Wildness, de Wu Tsang, é uma história de conflito não-intencional. O bar Silver Platter, em Los Angeles, casa das comunidades imigrantes latinas/LGBTQI+ desde 1963, torna-se o novo local para os eventos queer Wildness, organizados por Wu Tsang, NGUZUNGUZU e Total Freedom. Os seus eventos começam a deslocar a atenção das queens latinx, trazendo uma textura social completamente diferente para o clube. Apesar das festas Wildness pretenderem ser espaços seguros abertos para as comunidades marginalizadas que queriam dançar e apresentar performances, a sua crescente popularidade também começou, involuntariamente, a afastar as gerações mais velhas de mulheres trans. O que observamos com este filme é a reflexão de Wu Tsang acerca do deslocamento involuntário de uma comunidade queer de longa data devido ao aparecimento de outra mais recente, uma situação em que as boas intenções podem não ser o suficiente para assegurar que uma dinâmica social já estabelecida não seja negligenciada.

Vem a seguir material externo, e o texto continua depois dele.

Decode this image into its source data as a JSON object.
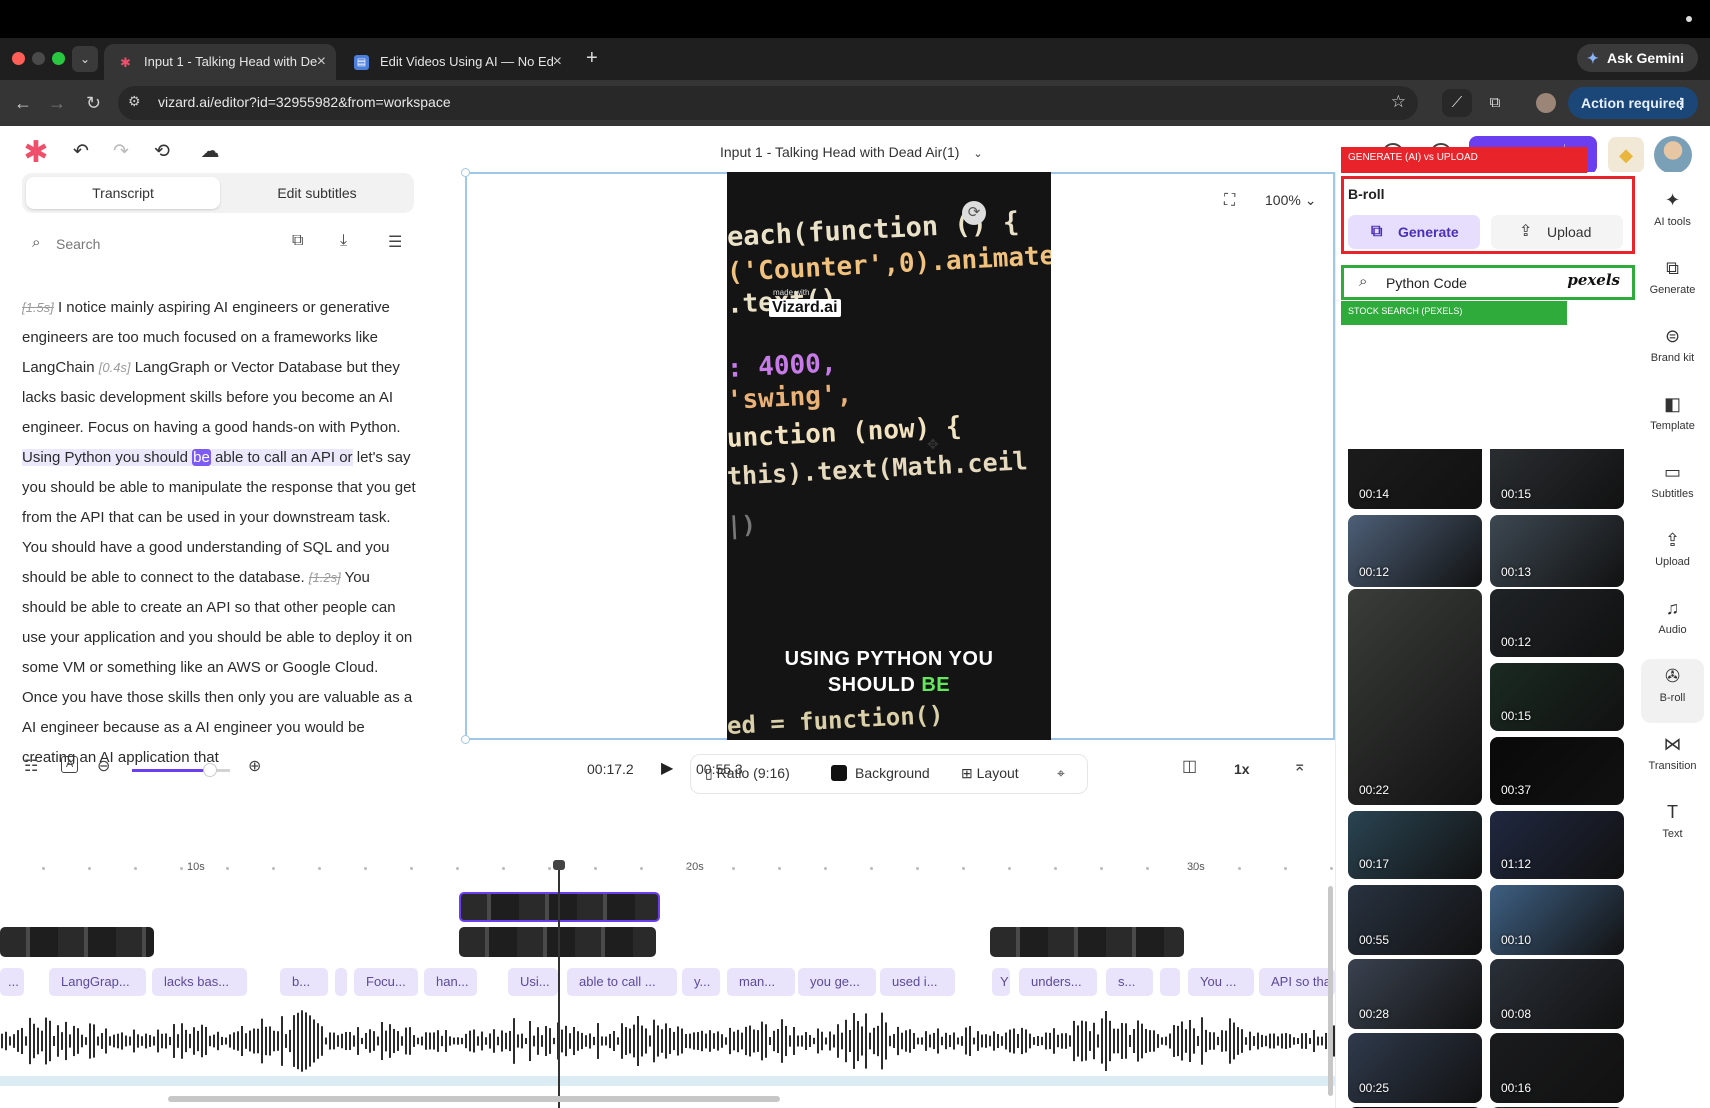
{
  "browser": {
    "tabs": [
      {
        "title": "Input 1 - Talking Head with De",
        "active": true,
        "favicon": "vizard-icon"
      },
      {
        "title": "Edit Videos Using AI — No Ed",
        "active": false,
        "favicon": "doc-icon"
      }
    ],
    "url": "vizard.ai/editor?id=32955982&from=workspace",
    "gemini_label": "Ask Gemini",
    "action_label": "Action required"
  },
  "app": {
    "project_title": "Input 1 - Talking Head with Dead Air(1)",
    "save_label": "Save"
  },
  "transcript_panel": {
    "tabs": [
      "Transcript",
      "Edit subtitles"
    ],
    "search_placeholder": "Search",
    "segments": [
      {
        "t": "[1.5s]",
        "k": "pause-strike"
      },
      {
        "t": " I notice mainly aspiring AI engineers or generative engineers are too much focused on a frameworks like LangChain ",
        "k": "text"
      },
      {
        "t": "[0.4s]",
        "k": "pause"
      },
      {
        "t": " LangGraph or Vector Database but they lacks basic development skills before you become an AI engineer. Focus on having a good hands-on with Python. ",
        "k": "text"
      },
      {
        "t": "Using Python you should ",
        "k": "hl"
      },
      {
        "t": "be",
        "k": "cur"
      },
      {
        "t": " able to call an API or",
        "k": "hl"
      },
      {
        "t": " let's say you should be able to manipulate the response that you get from the API that can be used in your downstream task. You should have a good understanding of SQL and you should be able to connect to the database. ",
        "k": "text"
      },
      {
        "t": "[1.2s]",
        "k": "pause-strike"
      },
      {
        "t": " You should be able to create an API so that other people can use your application and you should be able to deploy it on some VM or something like an AWS or Google Cloud. Once you have those skills then only you are valuable as a AI engineer because as a AI engineer you would be creating an AI application that",
        "k": "text"
      }
    ]
  },
  "preview": {
    "zoom": "100%",
    "watermark_small": "made with",
    "watermark": "Vizard.ai",
    "code_lines": [
      "each(function () {",
      "('Counter',0).animate",
      "     .text()",
      ":  4000,",
      " 'swing',",
      "unction (now) {",
      "this).text(Math.ceil",
      " |)"
    ],
    "caption_line1": "USING PYTHON YOU",
    "caption_line2a": "SHOULD ",
    "caption_line2b": "BE",
    "code_bottom": "ed = function()",
    "toolbar": {
      "ratio": "Ratio (9:16)",
      "background": "Background",
      "layout": "Layout"
    }
  },
  "timeline": {
    "current": "00:17.2",
    "total": "00:55.3",
    "speed": "1x",
    "zoom_level": 0.8,
    "ruler_labels": [
      "10s",
      "20s",
      "30s"
    ],
    "words": [
      "...",
      "LangGrap...",
      "lacks bas...",
      "b...",
      "",
      "Focu...",
      "han...",
      "Usi...",
      "able to call ...",
      "y...",
      "man...",
      "you ge...",
      "used i...",
      "Y",
      "unders...",
      "s...",
      "",
      "You ...",
      "API so tha"
    ]
  },
  "annotations": {
    "red": "GENERATE (AI) vs UPLOAD",
    "green": "STOCK SEARCH (PEXELS)"
  },
  "broll": {
    "title": "B-roll",
    "generate_label": "Generate",
    "upload_label": "Upload",
    "search_value": "Python Code",
    "provider": "pexels",
    "left_durations": [
      "00:14",
      "00:12",
      "00:22",
      "00:17",
      "00:55",
      "00:28",
      "00:25",
      ""
    ],
    "right_durations": [
      "00:15",
      "00:13",
      "00:12",
      "00:15",
      "00:37",
      "01:12",
      "00:10",
      "00:08",
      "00:16",
      ""
    ]
  },
  "rail": [
    {
      "icon": "ai-tools-icon",
      "label": "AI tools"
    },
    {
      "icon": "generate-icon",
      "label": "Generate"
    },
    {
      "icon": "brand-kit-icon",
      "label": "Brand kit"
    },
    {
      "icon": "template-icon",
      "label": "Template"
    },
    {
      "icon": "subtitles-icon",
      "label": "Subtitles"
    },
    {
      "icon": "upload-icon",
      "label": "Upload"
    },
    {
      "icon": "audio-icon",
      "label": "Audio"
    },
    {
      "icon": "broll-icon",
      "label": "B-roll"
    },
    {
      "icon": "transition-icon",
      "label": "Transition"
    },
    {
      "icon": "text-icon",
      "label": "Text"
    }
  ],
  "colors": {
    "accent": "#6b3ef0",
    "annotation_red": "#e8232a",
    "annotation_green": "#2eab3b"
  }
}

A par com o ciclo de cinema sobre clubbing, Maria Ferreira e Rodrigo Affreixo começaram o projeto Porto de Dança: Breve História da Cultura de Clube na Cidade (1974–2023). Este projeto lança um olhar às pessoas, lugares e acontecimentos que animaram a cultura de clube do Porto desde o final da ditadura portuguesa até hoje. Uma parte deste trabalho é um diagrama que traça os nomes e conexões, que serve como panorama geral para os inícios de uma história de clubbing da cidade do Porto. Ao contrário de Berlim, Nova Iorque, Chicago, Londres ou Manchester, a história do impacto da cidade do Porto na cultura de clubbing permanece, em larga medida, por escrever, tornando, por isso, este trabalho um desenvolvimento muito bem-vindo no adensamento das culturas mundiais de clubbing. O projeto também recolheu cartazes e parafernália que fornecem um retrato da cultura visual à volta da vida noturna desta cidade. Como alguém que chegou recentemente ao Porto, a riqueza deste trabalho aprofunda as raízes dos imaginários ainda em atividade através das especificidades do Porto enquanto cidade coma sua própria cultura de clube. À semelhança dos dois filmes deste programa, ser exposto às histórias da estética social em jogo nestas cenas locais permite um sentido mais amplo do potencial desta cena a que chamamos “clubbing”.
Lendl Barcelos
Artista, “katafísico” e DJ, Lendl Barcelos explora as matérias vibratórias, muitas vezes da dimensão aural, mesmo quando estas ocorrem para além dos limites humanos normativos. Ao lado de Tarek Atoui, Allison O’Daniel, Myriam Lefkowitz & Valentina Desideri, integrou o projeto Infinite Ear, baseado na premissa de que a surdez constitui uma especialização em som. Os seus trabalhos têm sido apresentados na Biennale Architettura XVIII (Veneza), Centro centro (Madrid), Garage (Moscovo), Inkonskt (Malmo), Q-O₂ (Bruxelas), Donau (Porto), e tem textos publicados por Urbanomic, re:press, MIT e Norient.